Citicorp issued $150 million of subordinated debt Wednesday in the Euro-markets.

The foreign market offered lower-cost funds than the U.S. market, a bank official said.

The 12-years notes float at 25 basis points below the three-month London interbank offered rate, with a minimum interest rate of 5.50% and a maximum of 9%.

Rating Agencies' Verdicts

They are rated Baa2 by Moody's Investors Service and BBB-plus by Standard & Poor's Inc.

Bank bonds have traded lower across the board since the end of August, with the yield spread of such bonds over U.S. Treasury securities widening appreciably.

Market observers attributed the decline to profit-taking by money managers and heavy issuance of debt securities by banks in August.
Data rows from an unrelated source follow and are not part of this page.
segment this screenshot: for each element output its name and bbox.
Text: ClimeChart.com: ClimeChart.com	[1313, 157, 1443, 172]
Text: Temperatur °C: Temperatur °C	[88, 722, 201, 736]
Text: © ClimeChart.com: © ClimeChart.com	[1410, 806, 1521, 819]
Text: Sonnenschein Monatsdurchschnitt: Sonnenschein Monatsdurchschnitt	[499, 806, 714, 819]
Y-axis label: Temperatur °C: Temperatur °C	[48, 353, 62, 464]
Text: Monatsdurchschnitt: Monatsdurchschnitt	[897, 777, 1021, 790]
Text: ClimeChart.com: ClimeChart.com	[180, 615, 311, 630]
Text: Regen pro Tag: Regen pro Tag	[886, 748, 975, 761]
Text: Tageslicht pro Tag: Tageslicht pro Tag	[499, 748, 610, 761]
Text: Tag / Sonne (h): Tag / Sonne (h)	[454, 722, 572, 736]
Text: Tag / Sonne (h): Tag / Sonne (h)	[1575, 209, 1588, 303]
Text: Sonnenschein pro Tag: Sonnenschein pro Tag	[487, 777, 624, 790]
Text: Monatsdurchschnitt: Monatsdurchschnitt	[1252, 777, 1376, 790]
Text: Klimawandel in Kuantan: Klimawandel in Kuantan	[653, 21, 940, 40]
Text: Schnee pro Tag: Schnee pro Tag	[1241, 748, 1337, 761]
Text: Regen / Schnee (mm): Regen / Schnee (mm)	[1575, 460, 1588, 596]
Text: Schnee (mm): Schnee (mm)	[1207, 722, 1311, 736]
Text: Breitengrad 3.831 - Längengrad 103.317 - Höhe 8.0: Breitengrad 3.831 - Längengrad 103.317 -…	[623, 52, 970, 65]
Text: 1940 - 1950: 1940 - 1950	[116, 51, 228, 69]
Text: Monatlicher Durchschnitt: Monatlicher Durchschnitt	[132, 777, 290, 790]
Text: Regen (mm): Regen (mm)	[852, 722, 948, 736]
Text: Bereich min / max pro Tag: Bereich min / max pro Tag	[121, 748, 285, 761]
The yield spread of Citicorp 10-year subordinated debt had widened from 85 basis points over Treasuries to 95 basis points Wednesday, said David Hendler, analyst at UBS Securities Inc.

Saving 10 Basis Points

A Citicorp official said the bank company had entered into swap agreements after the bond issue, which gave it a cost of funds, including underwriting fees, of 60 to 65 basis points over the London interbank offered rate.

This was about 10 basis points less than the expected cost of issuing fixed-rate debt in the United States and entering a swap for floating-rate payments, the official said.

"The European markets offered a district economic advantage in this transaction," said the Citicorp official "Clearly, spreads have widened out in the States."

Kidder Peobody International Ltd. was lead manager.